Deep learning prediction of radiation-induced xerostomia with supervised contrastive pre-training and cluster-guided loss

Paper: https://doi.org/10.1117/12.3004498


Overall architecture of the supervised contrastive pre-training framework.

Highlights

  • Novel supervised contrastive pre-training strategy for radiation-induced xerostomia prediction.
  • Cluster-guided loss function to improve model performance on imbalanced medical datasets.
  • State-of-the-art performance in predicting radiation-induced xerostomia.
  • Improved generalization through contrastive learning on limited medical imaging data.

Abstract

Radiation-induced xerostomia is a common side effect of head and neck cancer radiotherapy that significantly impacts patients’ quality of life. Accurate prediction of xerostomia risk before treatment could enable personalized treatment planning. We propose a deep learning framework that combines supervised contrastive pre-training with cluster-guided loss to predict radiation-induced xerostomia. The supervised contrastive learning approach learns robust feature representations from limited medical imaging data, while the cluster-guided loss addresses class imbalance issues common in medical datasets. Our method achieves superior performance compared to existing approaches, demonstrating the effectiveness of combining contrastive learning with specialized loss functions for medical outcome prediction.

Method

Our method consists of two main components: supervised contrastive pre-training and cluster-guided loss.

The supervised contrastive pre-training phase learns discriminative feature representations by pulling together samples from the same class while pushing apart samples from different classes in the embedding space. This approach is particularly effective for medical imaging tasks where labeled data is limited.

The cluster-guided loss addresses the class imbalance problem by incorporating cluster information into the loss function. This ensures that the model learns to distinguish between different outcome groups even when some classes have significantly fewer samples.

Results

Our framework achieves state-of-the-art performance on xerostomia prediction tasks. The supervised contrastive pre-training significantly improves feature quality, while the cluster-guided loss effectively handles class imbalance. Ablation studies demonstrate the contribution of each component to the overall performance.

Conclusion

This article is only meant for a brief introduction.

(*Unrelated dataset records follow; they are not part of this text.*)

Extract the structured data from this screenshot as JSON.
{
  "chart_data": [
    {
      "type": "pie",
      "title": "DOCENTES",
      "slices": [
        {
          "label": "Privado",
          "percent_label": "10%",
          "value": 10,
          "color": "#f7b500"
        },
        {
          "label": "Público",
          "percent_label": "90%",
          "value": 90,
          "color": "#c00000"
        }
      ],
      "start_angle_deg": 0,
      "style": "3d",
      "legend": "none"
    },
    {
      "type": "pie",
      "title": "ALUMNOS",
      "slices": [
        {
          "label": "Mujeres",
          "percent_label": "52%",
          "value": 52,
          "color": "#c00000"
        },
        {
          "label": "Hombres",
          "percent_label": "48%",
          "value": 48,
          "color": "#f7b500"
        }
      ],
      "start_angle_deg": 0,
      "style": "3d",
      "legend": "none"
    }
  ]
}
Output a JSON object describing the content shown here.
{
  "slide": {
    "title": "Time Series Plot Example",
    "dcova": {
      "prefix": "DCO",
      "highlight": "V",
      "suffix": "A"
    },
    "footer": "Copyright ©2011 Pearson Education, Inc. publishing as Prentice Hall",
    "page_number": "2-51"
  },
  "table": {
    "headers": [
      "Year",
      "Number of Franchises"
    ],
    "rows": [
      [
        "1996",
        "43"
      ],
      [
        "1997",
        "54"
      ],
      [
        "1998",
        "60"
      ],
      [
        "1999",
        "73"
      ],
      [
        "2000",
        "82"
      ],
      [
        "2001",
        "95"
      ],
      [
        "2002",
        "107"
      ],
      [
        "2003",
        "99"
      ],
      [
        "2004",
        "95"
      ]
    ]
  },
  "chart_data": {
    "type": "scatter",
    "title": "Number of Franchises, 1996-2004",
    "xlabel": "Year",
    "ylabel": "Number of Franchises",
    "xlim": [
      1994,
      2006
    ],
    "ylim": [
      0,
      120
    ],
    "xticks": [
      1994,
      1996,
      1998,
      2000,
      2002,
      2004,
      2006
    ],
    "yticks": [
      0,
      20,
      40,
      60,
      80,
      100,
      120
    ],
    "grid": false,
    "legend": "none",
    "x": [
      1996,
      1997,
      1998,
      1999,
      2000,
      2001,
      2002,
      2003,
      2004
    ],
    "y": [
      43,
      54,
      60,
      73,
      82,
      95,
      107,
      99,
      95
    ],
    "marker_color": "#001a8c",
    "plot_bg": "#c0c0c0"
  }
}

We present a novel deep learning framework for predicting radiation-induced xerostomia that combines supervised contrastive pre-training with cluster-guided loss. The supervised contrastive learning approach enables effective learning from limited medical imaging data by learning robust feature representations. The cluster-guided loss addresses class imbalance issues common in medical outcome prediction tasks. Our experimental results demonstrate that this combination significantly improves prediction accuracy compared to existing methods, providing a promising tool for personalized radiation therapy planning.